1. This miscellaneous appeal is filed by the decree-holder who obtained his decree in O.S. No. 207 of 1949 against seven defendants, personally against defendants 1 and 2 and as against other defendants to the extent of the family properties in their hands. The decree was obtained in March, 1950. In execution of that decree the decree-holder filed an E.P. No. 488 of 1952 to attach the 2nd defendant's half share in a partnership called ' Nagarathnam andSons.' According to the decree-holder, that business was carried on by the 2nd defendant and one Kadarkari Nadar in partnership. The latter has been impleaded as the 8th respondent in the execution petition. It is obvious that he is not a necessary party to the execution. But I am told that because notice has to go to the other partners under Clause (4) of Rule 49 of Order 21 in case the assets of the partnership have to be charged Kadarkari Nadar was impleaded as a party to the execution proceedings. It is only that person who is the contesting respondent in this appeal and in fact one of the arguments of his learned Counsel was that the second appeal was incompetent. It must be conceded that so far as he is concerned the second appeal must be incompetent because he cannot be considered to be a party to the decree.

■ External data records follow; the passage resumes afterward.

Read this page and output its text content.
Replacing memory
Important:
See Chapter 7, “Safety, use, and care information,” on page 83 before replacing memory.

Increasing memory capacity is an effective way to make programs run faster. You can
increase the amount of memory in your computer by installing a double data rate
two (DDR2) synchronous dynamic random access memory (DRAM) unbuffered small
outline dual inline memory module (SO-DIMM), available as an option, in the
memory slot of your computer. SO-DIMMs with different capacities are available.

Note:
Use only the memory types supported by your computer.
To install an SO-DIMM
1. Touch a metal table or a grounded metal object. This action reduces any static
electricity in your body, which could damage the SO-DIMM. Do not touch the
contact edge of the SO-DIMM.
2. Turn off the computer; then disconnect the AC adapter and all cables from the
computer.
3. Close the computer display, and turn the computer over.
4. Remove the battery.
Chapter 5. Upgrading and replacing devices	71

It must be understood that he is impleaded as a party to the execution petition only because of the requirements of Clause (4) of Rule 49 that a notice has to issue to the other partner so that on that notice he might, if he so desires, exercise the option given to him under Clause (3) of the said rule.
2. It is rather surprising that the learned Judges of the Court below should have thought fit to dismiss the execution petition altogether without any investigation as to whether the 2nd defendant was a partner in the business. It is not as if the partnership assets of the judgment-debtor are exempt from being proceeded against. No doubt Rule 49, Clause (1) prohibits the attachment and sale of property belonging to a partnership otherwise than in execution of a decree obtained against the partnership or against the partners in the firm as such. But Clause (2) of that rule lays down the procedure for reaching such assets in execution of a decree obtained against a person who might be a partner in a partnership business, that is, either by issuing a charging order or appointing a receiver. It is apparent that the Courts below should have followed that procedure and should not have dismissed the execution petition as if the partnership assets of a judgment-debtor are completely exempt. Learned Counsel for the respondent contended that such procedure is not permissible before the decree-holder files a suit for declaration that the judgment-debtor is a partner of that business. I am unable to accept that contention because no decree-holder is bound to file a suit for declaration as to the judgment-debtor's assets even before he seeks attachment of such assets and if any suit should be filed, I am afraid that such suit may not be maintainable at all.
3. It follows that the orders of the Courts below are erroneous and they are set aside. The executing Court will go into the question whether the 2nd defendant is a partner in the business which goes by the name of 'Nagarathnam and Sons'. If the executing Court finds that the 2nd defendant is a partner in the business, then the executing Court will proceed in accordance with the procedure laid down in Clause (2) of Rule 49 of Order 21. The case is remitted to the executing Court for that purpose. Costs hitherto incurred in all the Courtswill abide and follow the result. No leave.